Collects product details from Bigbasket ( all available cities ) and stores it in a MySQL database for data analysis. Product name, price, discount, categories, quantity, unit, brand and cityname are collected. A crawl delay of approx. 10 seconds is in place. Also includes a module to get and store each city's coordinates (latitude and longitude). Written in Python v3.
All instructions assume usage of python3.
- Execute the commands in mysql_setup in the mysql shell, set the mysql password in initdb.py.

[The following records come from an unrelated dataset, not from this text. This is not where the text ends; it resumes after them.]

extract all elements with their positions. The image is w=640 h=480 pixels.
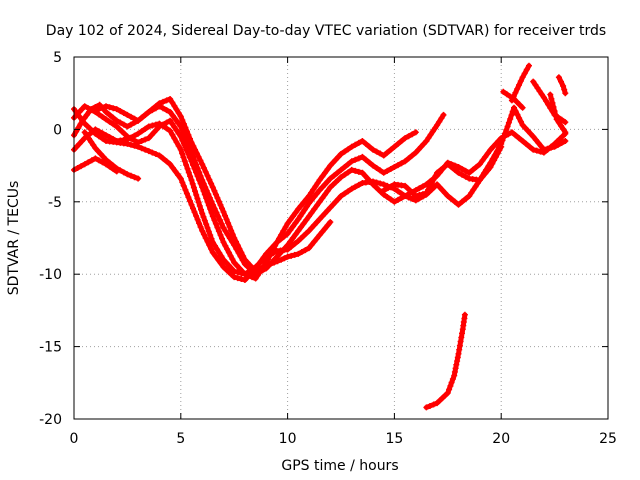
series-track-15 bbox=[423, 311, 468, 411]
series-track-14 bbox=[555, 74, 569, 97]
plus-markers bbox=[81, 129, 142, 182]
series-track-2 bbox=[71, 106, 447, 283]
x-tick-label: 5 bbox=[176, 431, 185, 447]
plus-markers bbox=[378, 143, 505, 199]
y-tick-label: -10 bbox=[39, 267, 62, 283]
plus-markers bbox=[423, 311, 468, 411]
plus-markers bbox=[92, 96, 270, 275]
plot-frame bbox=[73, 56, 609, 420]
series-layer bbox=[71, 62, 569, 411]
y-tick-label: -15 bbox=[39, 340, 62, 356]
series-track-5 bbox=[92, 96, 270, 275]
x-tick-label: 25 bbox=[599, 431, 617, 447]
y-axis-label: SDTVAR / TECUs bbox=[6, 181, 22, 296]
x-axis-label: GPS time / hours bbox=[281, 458, 398, 474]
y-tick-label: 0 bbox=[53, 122, 62, 138]
plus-markers bbox=[555, 74, 569, 97]
series-track-11 bbox=[500, 88, 526, 111]
axis-ticks: 0 5 10 15 20 25 5 0 -5 -10 -15 -20 bbox=[39, 50, 617, 447]
x-tick-label: 0 bbox=[70, 431, 79, 447]
chart-title: Day 102 of 2024, Sidereal Day-to-day VTE… bbox=[46, 23, 606, 39]
series-track-7 bbox=[81, 129, 142, 182]
series-track-13 bbox=[547, 91, 569, 136]
y-tick-label: -20 bbox=[39, 412, 62, 428]
grid bbox=[74, 57, 608, 419]
plus-markers bbox=[547, 91, 569, 136]
x-tick-label: 15 bbox=[385, 431, 403, 447]
x-tick-label: 20 bbox=[492, 431, 510, 447]
plus-markers bbox=[500, 88, 526, 111]
series-track-9 bbox=[378, 143, 505, 199]
y-tick-label: -5 bbox=[48, 195, 62, 211]
series-track-8 bbox=[267, 219, 334, 268]
y-tick-label: 5 bbox=[53, 50, 62, 66]
plus-markers bbox=[71, 106, 447, 283]
series-line bbox=[530, 79, 568, 125]
plus-markers bbox=[267, 219, 334, 268]
x-tick-label: 10 bbox=[279, 431, 297, 447]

- Install requirements with
pip install -r requirements.txt
. - Download phantomjs from here for linux or from an appropriate source and place the executable found in the bin directory into the project directory.
- To run execute
python collectdata.py
- Extra: To get latitude and longitude for each city also in the cities table, set your google api key and mysql password in storecoords.py and execute
python storecoords.py
Was written as a learning exercise and does not have a UI of any sort in place. By default it only collects data from the top level categories Fruits and Vegetables and Groceries and Staples sections. To change this, modify the which_categories variable in city.py.
which_categories = [0, 1]
The indices correspond to the order the top level categories are displayed in Bigbasket's categories page
- Selenium w/PhantomJS
- Requests
- BeautifulSoup4
- pymysql
- Google's geocode api
mysql> show tables;
+------------------+
| Tables_in_bbdata |
+------------------+
| brands |
| categories |
| cities |
| prod_cat |
| products |
| test |
+------------------+
mysql> describe products;
+-----------+------------------+------+-----+---------+----------------+
| Field | Type | Null | Key | Default | Extra |
+-----------+------------------+------+-----+---------+----------------+
| id | int(10) unsigned | NO | PRI | NULL | auto_increment |
| prod_name | varchar(70) | NO | | NULL | |
| brand_id | int(10) unsigned | YES | | NULL | |
| price | float | NO | | NULL | |
| discount | float | NO | | NULL | |
| quantity | float | NO | | NULL | |
| unit | varchar(10) | YES | | NULL | |
| city_id | int(10) unsigned | NO | MUL | NULL | |
+-----------+------------------+------+-----+---------+----------------+
mysql> describe prod_cat;
+---------+------------------+------+-----+---------+-------+
| Field | Type | Null | Key | Default | Extra |
+---------+------------------+------+-----+---------+-------+
| cat_id | int(10) unsigned | NO | | NULL | |
| prod_id | int(10) unsigned | NO | | NULL | |
+---------+------------------+------+-----+---------+-------+
The prod_cat table contains the product id and the category id of the category it belongs to. There may be be more than one category for a product, and there will be multiple rows.
The other tables just contain the id and name columns.